England predicted to miss target of becoming smoke-free by 2030 | Society

The government is expected to miss its targetof England being smoke-free by 2030 because so many poorer people are still using cigarettes, Cancer Research UK (CRUK) has warned.

Matt Hancock, the health secretary, set that ambition in last year’s green paper on health prevention which spelled out his determination to “finish the job” of eradicating smoking, including an ultimatum for industry to make smoked tobacco obsolete by 2030.

However, persistently high rates of smoking in more deprived areas means that on current trends England will not be smoke-free until 2037, seven years later than hoped, CRUK said in a report on Tuesday.

Smoking prevalence has fallen significantly in recent years. Overall, 14% of adults in England now light up, according to figures from the most recent annual population survey. Smoke-free status is defined as when just 5% of adults use tobacco.

Smoking remains the biggest cause of preventable ill-health, such as cancer, heart attacks and stroke, killing about 115,000 people a year. It is estimated to cost the UK £11bn a year, of which £2bn is spent by the NHS.

Smoking involves stark inequalities. While just 7.6% of the best-off continue to use tobacco, the rate is almost three times higher, at 22%, among the most deprived.

Projections undertaken by CRUK show that it will take a further 20 years to get smoking down to 5% in England’s poorest communities. While prevalence is expected to fall to that level among the richest by 2025, it will take until 2045 to achieve the same rate among the most deprived.

Dr Katrina Brown, the charity’s statistics manager and co-author of the report, said: “Our modelling suggests that if the 2020 target is achieved, there could be 3.4 million fewer smokers in England compared to today.

“But unless government acts to make smoking rates fall faster, we’re unlikely to reach the target,” she added.

The charity wants ministers to try to deliver the 2030 pledge by putting more money into public information campaigns to discourage smoking and stop smoking services. Both have been cut in recent years as a result of Whitehall reducing the amount of public health funding it gives local councils.
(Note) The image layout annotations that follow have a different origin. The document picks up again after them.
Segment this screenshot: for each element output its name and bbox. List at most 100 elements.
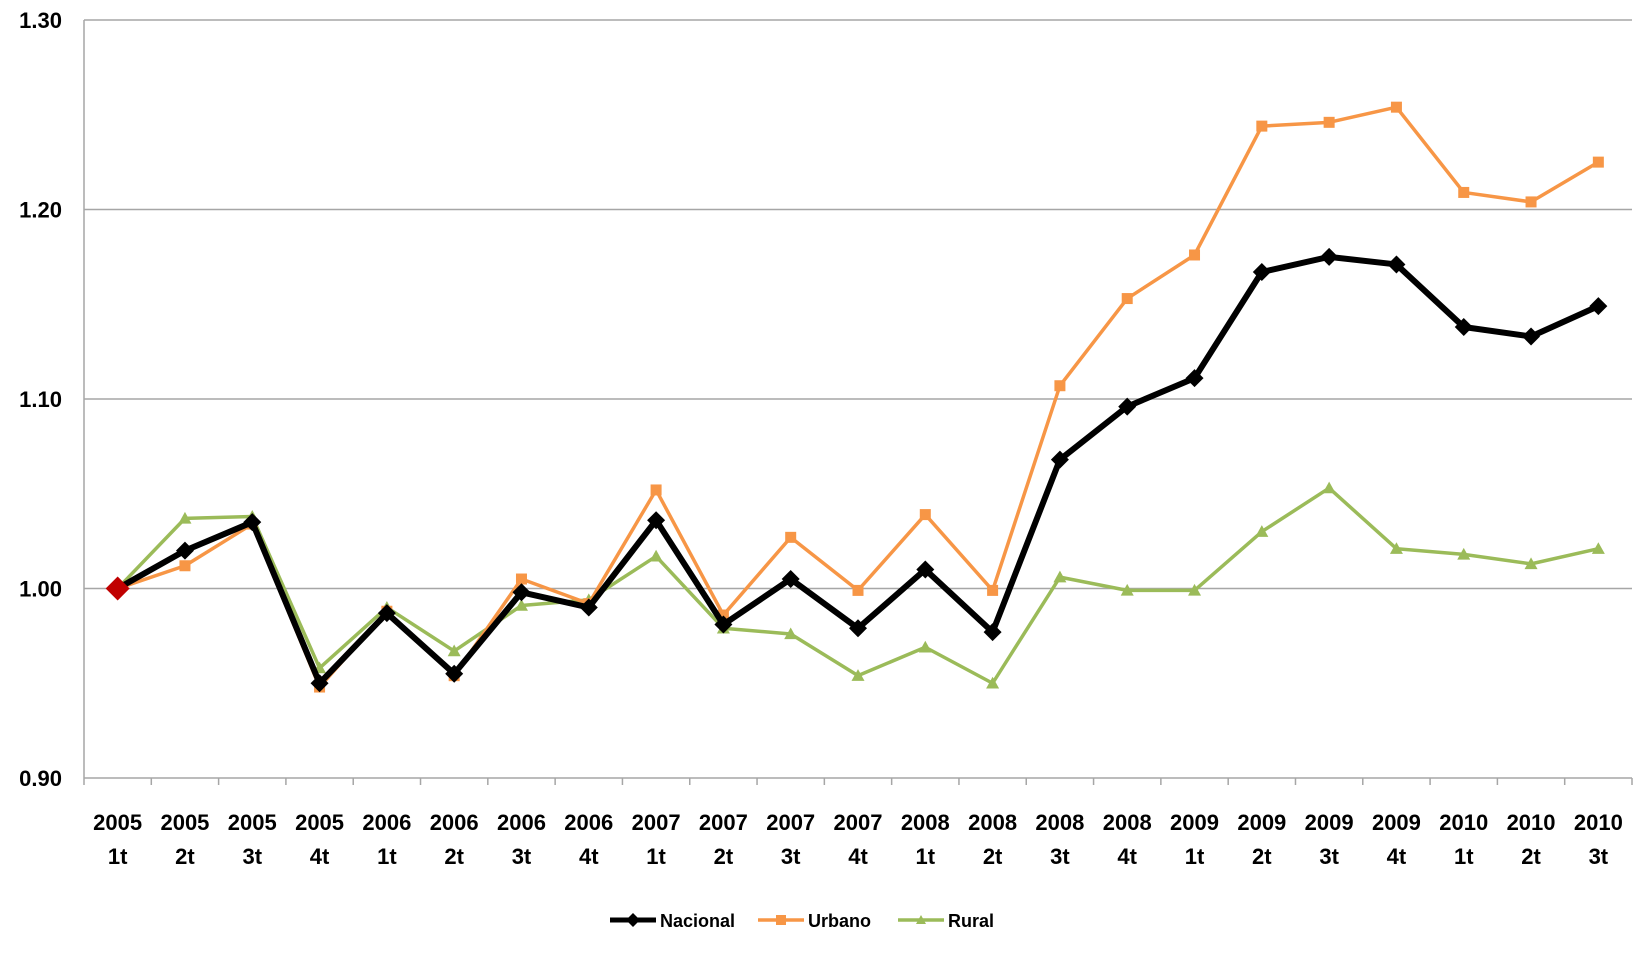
data-point-rural: [514, 599, 528, 611]
legend-item-rural: Rural: [898, 911, 994, 931]
data-point-urbano: [717, 609, 729, 621]
x-tick-label: 2007 4t: [834, 810, 883, 869]
legend-swatch-marker: [776, 915, 786, 925]
x-tick-label: 2005 2t: [160, 810, 209, 869]
x-tick-label: 2009 4t: [1372, 810, 1421, 869]
x-tick-label: 2008 2t: [968, 810, 1017, 869]
y-tick-label: 1.00: [19, 577, 62, 602]
data-point-rural: [1120, 583, 1134, 596]
series-line-nacional: [116, 253, 1600, 687]
series-urbano: [112, 101, 1604, 693]
data-point-nacional: [1118, 397, 1137, 416]
legend: Nacional Urbano Rural: [610, 911, 994, 931]
x-tick-label: 2007 1t: [632, 810, 681, 869]
data-point-nacional: [1320, 247, 1339, 266]
data-point-nacional: [1589, 297, 1608, 316]
data-point-urbano: [1525, 196, 1537, 208]
series-nacional: [105, 247, 1608, 693]
data-point-urbano: [1592, 156, 1604, 168]
x-tick-label: 2006 3t: [497, 810, 546, 869]
legend-swatch-marker: [916, 915, 926, 924]
x-tick-label: 2009 2t: [1237, 810, 1286, 869]
data-point-rural: [851, 669, 865, 681]
data-point-urbano: [1054, 380, 1066, 392]
x-tick-label: 2008 1t: [901, 810, 950, 869]
data-point-rural: [1457, 547, 1471, 560]
data-point-nacional: [445, 664, 464, 683]
data-point-rural: [447, 644, 461, 657]
data-point-nacional: [1387, 255, 1406, 274]
legend-item-nacional: Nacional: [610, 911, 735, 931]
data-point-rural: [986, 676, 1000, 689]
data-point-rural: [784, 627, 798, 640]
data-point-nacional: [714, 615, 733, 634]
data-point-nacional: [243, 513, 262, 532]
y-tick-label: 1.20: [19, 198, 62, 223]
data-point-nacional: [105, 576, 130, 601]
x-tick-label: 2009 3t: [1305, 810, 1354, 869]
data-point-rural: [1322, 481, 1336, 494]
data-point-nacional: [310, 674, 329, 693]
data-point-nacional: [1252, 263, 1271, 282]
y-tick-label: 0.90: [19, 766, 62, 791]
data-point-rural: [1053, 570, 1067, 583]
legend-item-urbano: Urbano: [758, 911, 871, 931]
data-point-nacional: [579, 598, 598, 617]
legend-label: Urbano: [808, 911, 871, 931]
x-axis-tick-labels: 2005 1t 2005 2t 2005 3t 2005 4t 2006 1t 2006 2t 2006…: [93, 810, 1623, 869]
data-point-rural: [1188, 583, 1202, 596]
data-point-nacional: [647, 511, 666, 530]
data-point-urbano: [1189, 249, 1201, 261]
data-series: [105, 101, 1608, 693]
x-tick-label: 2007 2t: [699, 810, 748, 869]
data-point-urbano: [987, 584, 999, 596]
x-tick-label: 2010 2t: [1507, 810, 1556, 869]
x-tick-label: 2008 4t: [1103, 810, 1152, 869]
data-point-urbano: [785, 531, 797, 543]
data-point-urbano: [1390, 101, 1402, 113]
data-point-urbano: [1256, 120, 1268, 132]
data-point-rural: [178, 511, 192, 524]
data-point-urbano: [515, 573, 527, 585]
x-tick-label: 2005 3t: [228, 810, 277, 869]
data-point-urbano: [1458, 186, 1470, 198]
x-tick-label: 2005 1t: [93, 810, 142, 869]
x-tick-label: 2006 4t: [564, 810, 613, 869]
data-point-rural: [1255, 525, 1269, 537]
data-point-urbano: [179, 560, 191, 572]
x-tick-label: 2005 4t: [295, 810, 344, 869]
x-tick-label: 2006 2t: [430, 810, 479, 869]
data-point-nacional: [175, 541, 194, 560]
data-point-nacional: [1185, 369, 1204, 388]
x-tick-label: 2010 3t: [1574, 810, 1623, 869]
y-tick-label: 1.30: [19, 8, 62, 33]
legend-swatch-marker: [626, 913, 640, 927]
x-tick-label: 2007 3t: [766, 810, 815, 869]
x-tick-label: 2006 1t: [362, 810, 411, 869]
data-point-rural: [918, 640, 932, 653]
data-point-nacional: [1454, 317, 1473, 336]
data-point-nacional: [512, 583, 531, 602]
data-point-rural: [1524, 557, 1538, 570]
y-axis-tick-labels: 0.90 1.00 1.10 1.20 1.30: [19, 8, 62, 791]
axes: [83, 20, 1633, 785]
legend-label: Nacional: [660, 911, 735, 931]
series-line-urbano: [117, 105, 1600, 689]
x-tick-label: 2009 1t: [1170, 810, 1219, 869]
data-point-rural: [1591, 542, 1605, 554]
x-tick-label: 2010 1t: [1439, 810, 1488, 869]
legend-label: Rural: [948, 911, 994, 931]
data-point-nacional: [916, 560, 935, 579]
y-tick-label: 1.10: [19, 387, 62, 412]
x-tick-label: 2008 3t: [1035, 810, 1084, 869]
data-point-urbano: [1323, 116, 1335, 128]
data-point-nacional: [1050, 450, 1069, 469]
data-point-urbano: [919, 509, 931, 521]
data-point-urbano: [1121, 293, 1133, 305]
data-point-nacional: [781, 570, 800, 589]
data-point-nacional: [849, 619, 867, 638]
data-point-rural: [1389, 542, 1403, 554]
data-point-rural: [649, 549, 663, 562]
data-point-urbano: [650, 484, 662, 496]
It is also urging ministers to impose a levy on tobacco firms to help pay for those measures. That would yield about £265.5m in England and £315.2m across the UK, “easily affordable” sums for an industry that makes £1.5bn a year profit, CRUK says.

Toby Green, the policy and research manager at the Royal Society for Public Health, said: “Reaching the smoke-free ambition by 2037 instead of the 2030 target may not sound like a disaster. But as this new analysis shows, the reality of this is 2 million more smokers in England a decade from now, unless we scale up our efforts.”
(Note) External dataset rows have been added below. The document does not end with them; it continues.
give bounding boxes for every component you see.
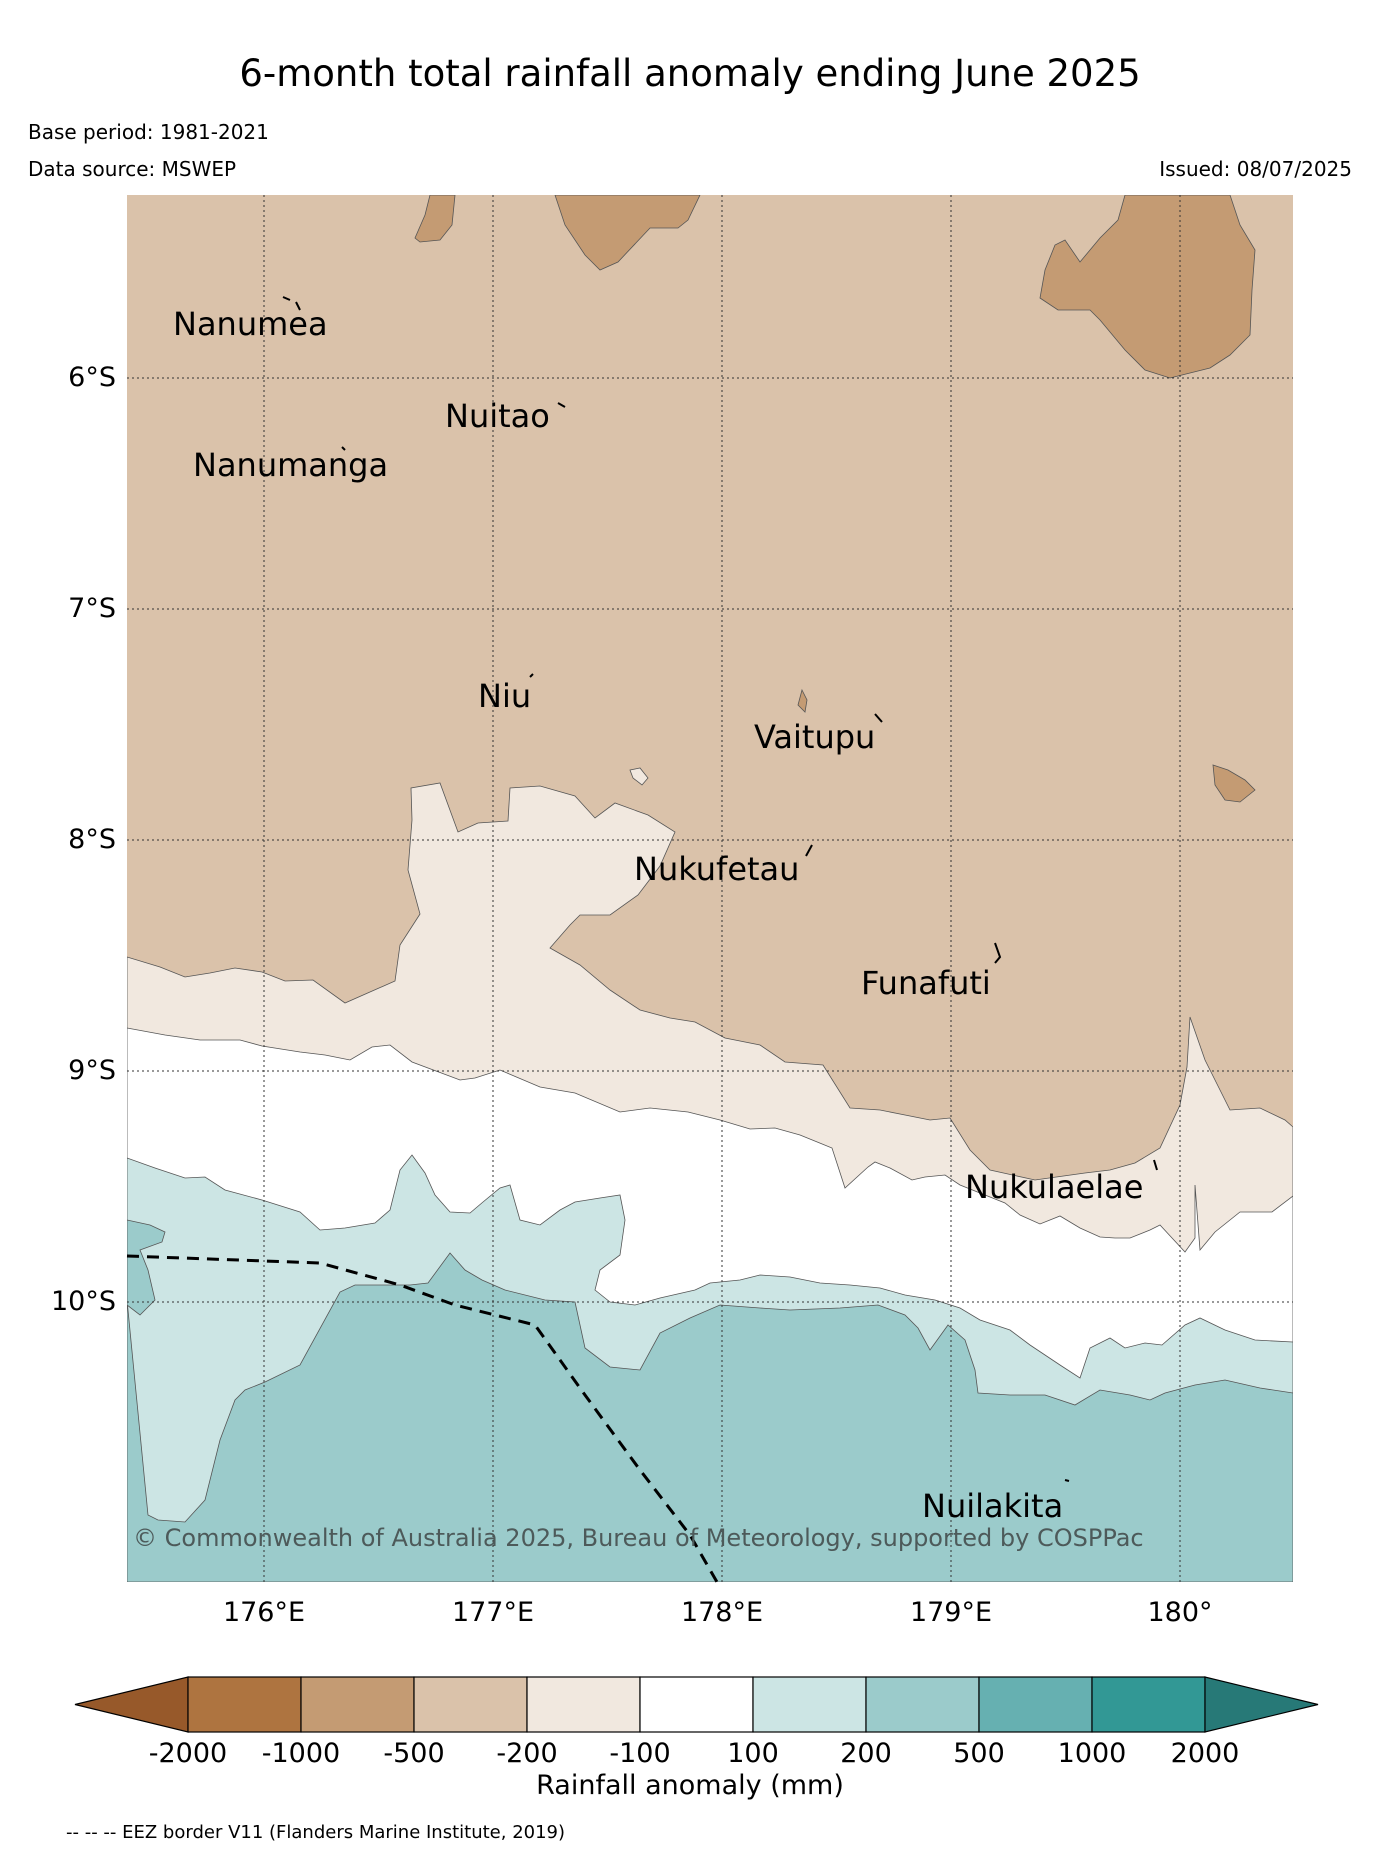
colorbar-cell: [865, 1676, 980, 1733]
eez-legend-note: -- -- -- EEZ border V11 (Flanders Marine…: [66, 1822, 566, 1843]
place-nukulaelae: Nukulaelae: [965, 1168, 1144, 1206]
colorbar-extend-low: [74, 1676, 189, 1733]
place-nuitao: Nuitao: [445, 397, 550, 435]
colorbar-tick-label: 500: [953, 1738, 1005, 1769]
colorbar-cell: [978, 1676, 1093, 1733]
graticule: [127, 195, 1293, 1582]
colorbar-label: Rainfall anomaly (mm): [536, 1770, 844, 1801]
colorbar-cell: [526, 1676, 641, 1733]
anomaly-band-200: [127, 1252, 1293, 1582]
lat-label-8s: 8°S: [68, 824, 116, 855]
colorbar-cell: [413, 1676, 528, 1733]
place-nanumanga: Nanumanga: [193, 446, 389, 484]
lon-label-179e: 179°E: [909, 1597, 993, 1628]
place-nukufetau: Nukufetau: [634, 850, 800, 888]
lon-label-178e: 178°E: [680, 1597, 764, 1628]
dry-patch-small: [797, 688, 808, 713]
island-outlines: [282, 296, 1158, 1482]
copyright-notice: © Commonwealth of Australia 2025, Bureau…: [133, 1524, 1144, 1552]
map-title: 6-month total rainfall anomaly ending Ju…: [239, 52, 1141, 95]
issued-date: Issued: 08/07/2025: [1159, 157, 1352, 181]
data-source: Data source: MSWEP: [28, 157, 237, 181]
place-funafuti: Funafuti: [861, 964, 991, 1002]
colorbar-tick-label: -200: [496, 1738, 558, 1769]
colorbar-cell: [639, 1676, 754, 1733]
colorbar-tick-label: 100: [727, 1738, 779, 1769]
colorbar-tick-label: -500: [383, 1738, 445, 1769]
lat-label-10s: 10°S: [51, 1286, 116, 1317]
lat-label-7s: 7°S: [68, 593, 116, 624]
colorbar-cell: [1091, 1676, 1206, 1733]
lon-label-180: 180°: [1147, 1597, 1213, 1628]
colorbar-tick-label: -1000: [261, 1738, 341, 1769]
place-nanumea: Nanumea: [173, 305, 328, 343]
lon-label-177e: 177°E: [451, 1597, 535, 1628]
colorbar-tick-label: -2000: [148, 1738, 228, 1769]
lat-label-6s: 6°S: [68, 362, 116, 393]
wet-patch-small: [629, 767, 649, 786]
base-period: Base period: 1981-2021: [28, 120, 269, 144]
colorbar-cell: [752, 1676, 867, 1733]
colorbar-cell: [300, 1676, 415, 1733]
colorbar-tick-label: 1000: [1057, 1738, 1127, 1769]
place-nuilakita: Nuilakita: [922, 1487, 1064, 1525]
dry-patch-north-a: [414, 195, 456, 243]
colorbar-tick-label: -100: [609, 1738, 671, 1769]
lon-label-176e: 176°E: [222, 1597, 306, 1628]
place-vaitupu: Vaitupu: [754, 718, 876, 756]
dry-patch-east: [1212, 764, 1256, 803]
colorbar-extend-high: [1204, 1676, 1319, 1733]
colorbar-tick-label: 200: [840, 1738, 892, 1769]
dry-patch-north-b: [554, 195, 701, 271]
anomaly-patch-west: [127, 1219, 166, 1316]
colorbar-cell: [187, 1676, 302, 1733]
eez-border: [126, 1254, 719, 1583]
dry-patch-northeast: [1039, 195, 1256, 379]
lat-label-9s: 9°S: [68, 1055, 116, 1086]
colorbar-tick-label: 2000: [1170, 1738, 1240, 1769]
place-niu: Niu: [478, 677, 532, 715]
The Taskforce for Lung Health estimated recently that, although 1.5 million people in England quit smoking through stop smoking services between 2011 and 2019, another 904,430 would have done so if more support had been available.
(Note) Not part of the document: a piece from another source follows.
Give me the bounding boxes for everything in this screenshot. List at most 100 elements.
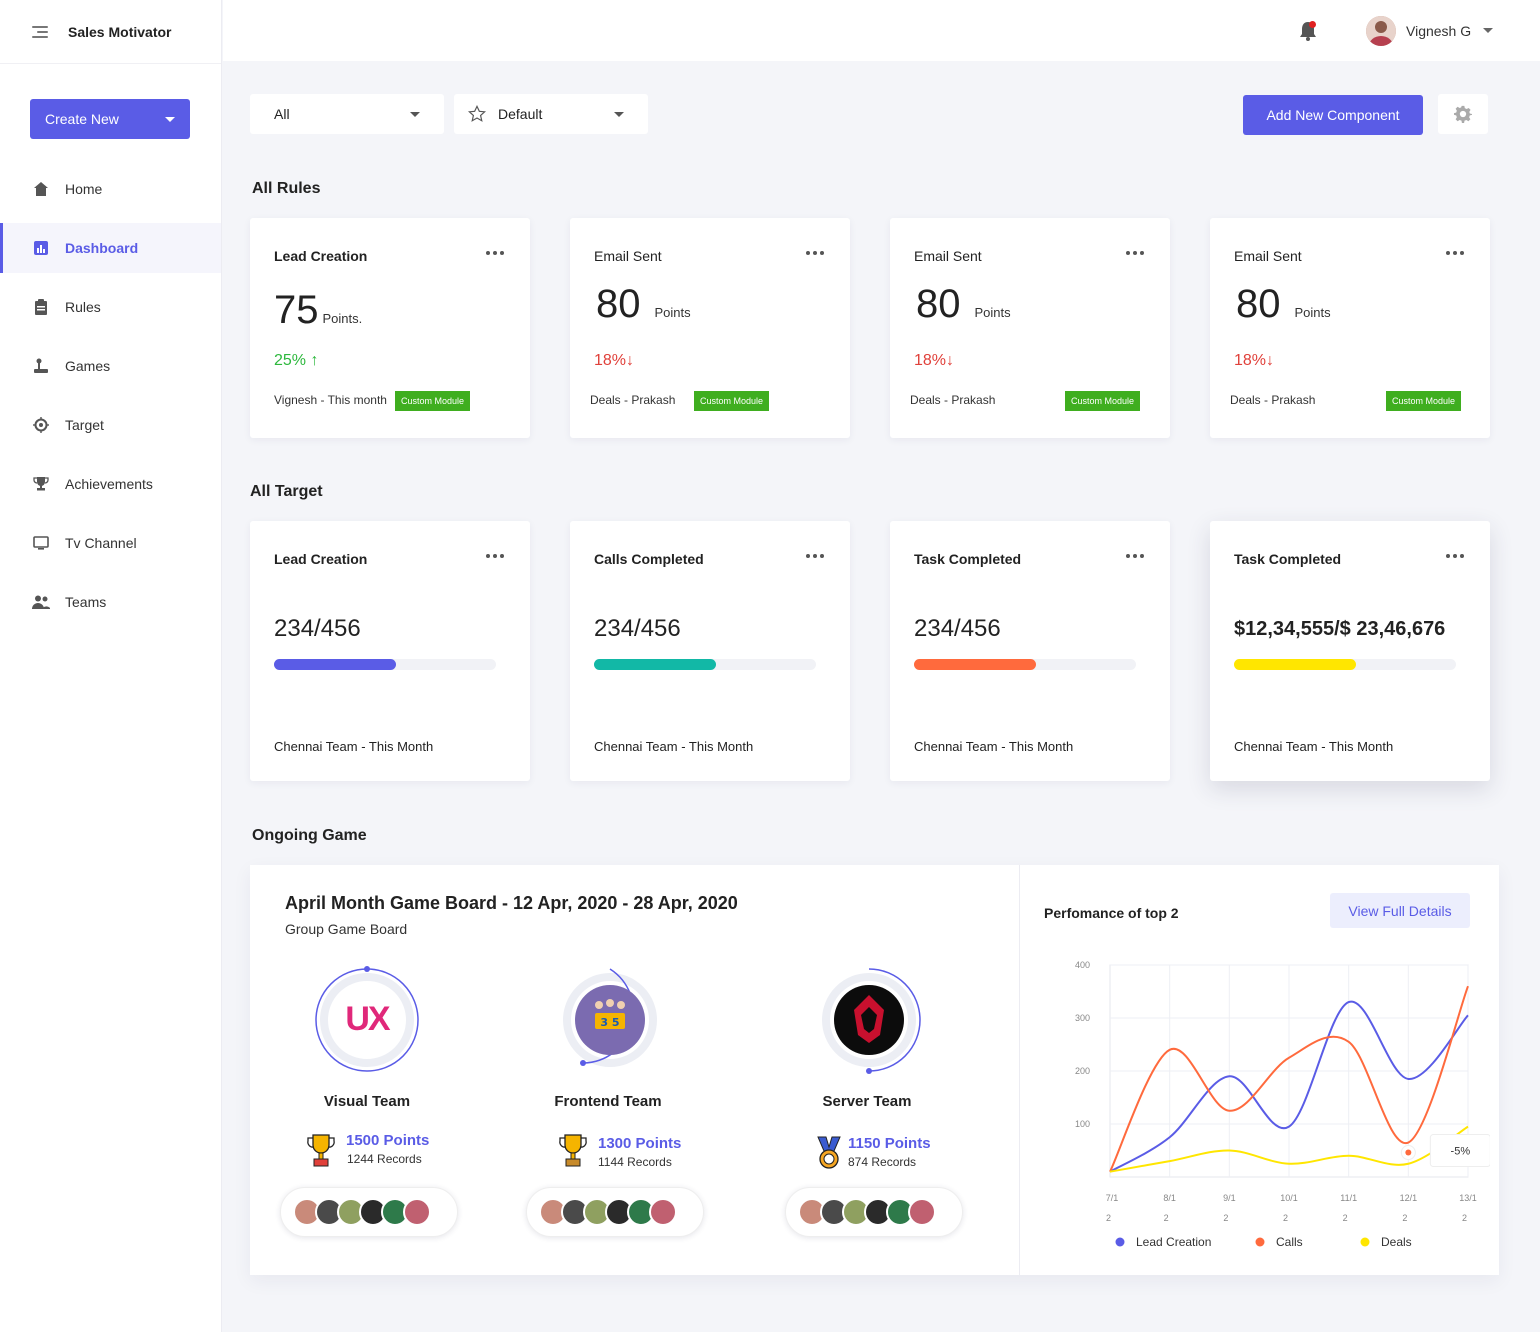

CRUK’s analysis also found that Scotland, Wales and Northern Ireland will not be smoke-free until after 2050, 2037 and the late 2040s respectively.

A Department of Health and Social Care spokesperson said: “Smoking rates are at their lowest since records began and robust government action, including plain packaging and awareness campaigns, are driving us towards our ambition to be a smoke-free society by 2030.

“We are a global leader in tobacco control and prevention remains at the heart of our NHS long-term plan. We are supporting local authorities with £3bn funding this financial year to spend on public health services, including stop-smoking services.”